Há um outro aspecto também a ser contemplado nessa união de coisas: ao justapor o guidão de uma bicicleta sobre o seu assento na obra Bull’s Head (1943), Picasso obtém a representação de um búfalo ou algo dessa sorte. O mesmo poderia ser dito, por exemplo, sobre uma colagem do norte-americano Richard Hamilton. Na obra de Farnese, todavia, essa união nos leva a algo intangível, em que há narrativa, mas não há ação e onde há representação, mas não há teatralidade. Em alguns casos, ela demonstra interesse em transformar a representação em abstração sem os recursos abstratos: como Georg Bazelitz, a partir de um certo momento, Farnese começa a inserir em suas obras fragmentos, fotografias e afins de ponta-cabeça. Em alguns objetos, essa inversão causa tremendo desconforto ou representa certo caos, como em São Sebastião (s/d, coleção particular). Em outras, ela alcança um aspecto absolutamente formalista e proto-abstrato, como Sem título (leiteiras, s/d) e Sem título (caixas e molduras caindo, 1985).
Partindo das box forms, é plausível e coerente que Farnese tenha ido em busca de outras formas de caixas, contêineres e “recipientes” como os oratórios, caixas de souvenires, caixas de madeira, caixas de relógio, canoas, gamelas, coxos etc. Ora essas caixas parecem suportes, ora elas se amalgamam ao seu conteúdo de tal forma a perderem sua própria condição de recipiente. Isso é mais evidente, sobretudo, mas nem sempre, quando o conteúdo ultrapassa os limites físicos impostos pelo que contém, como nas obras Natureza morta (1989), Sem título (1985), Francisco II (1981), Natureza morta (1982-85-92) e Autorretrato (to be or not to be) (1981). Nessa última, como exemplo, a foto pálida, quase patética do artista é emoldurada em círculo. Flores, uma caveira e o fragmento da cabeça de um anjo simbolizam a morte. O fragmento do entalhe que cobre a parte inferior da gamela desfigura-a transformando-a em uma urna.

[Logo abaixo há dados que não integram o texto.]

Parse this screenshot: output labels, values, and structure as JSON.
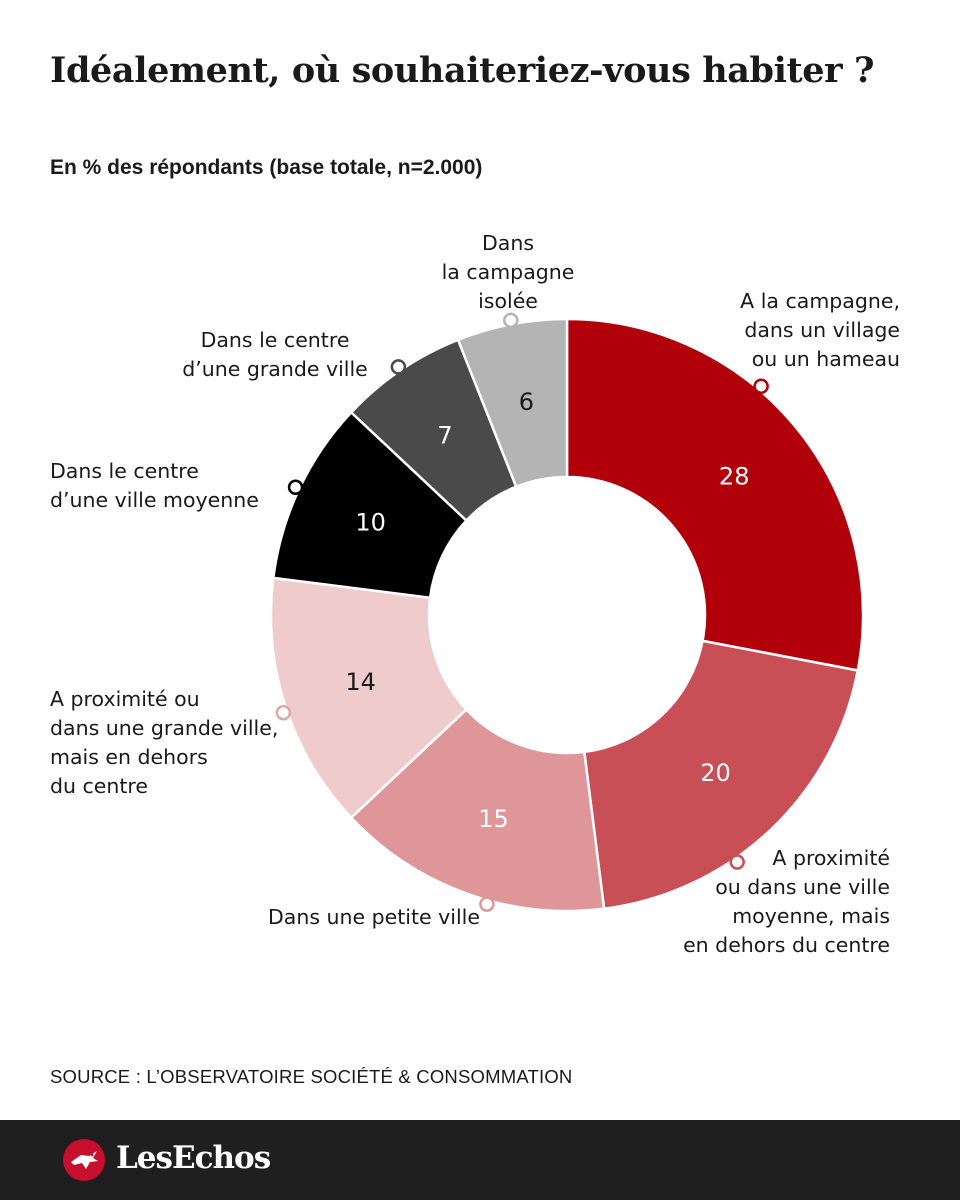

Os oratórios e armários cujas portas foram preservadas ou caixas e potes ainda com suas tampas aproximam-se mais à vida íntima do artista. São narrativas pessoais, repletas de metáforas de cunho sexual ou da sexualidade da fé cristã. Por isso, talvez, a razão em fechá-las e abri-las. Talvez fechá-las seja um convite e desafio a abri-las, como vemos nas obras Carga genética (1985), O oratório do exibicionista (1975), O ser e três namoradas de infância (1986), Sebastião (1978-81); Ovos (1980) e Anunciação (1972-81). Na obra O oratório do exibicionista, por exemplo, há certo trocadilho visual. Os dois seios (ex-votos) aplicados simetricamente sobre a fotografia resinada de uma mulher nua tornam-se olhos especulativos, que confrontam, flagram face a face o espectador que ousou abrir as portas do oratório. Há humor nessa obra, há certo desafio em seu título – aspectos recorrentes na obra do artista.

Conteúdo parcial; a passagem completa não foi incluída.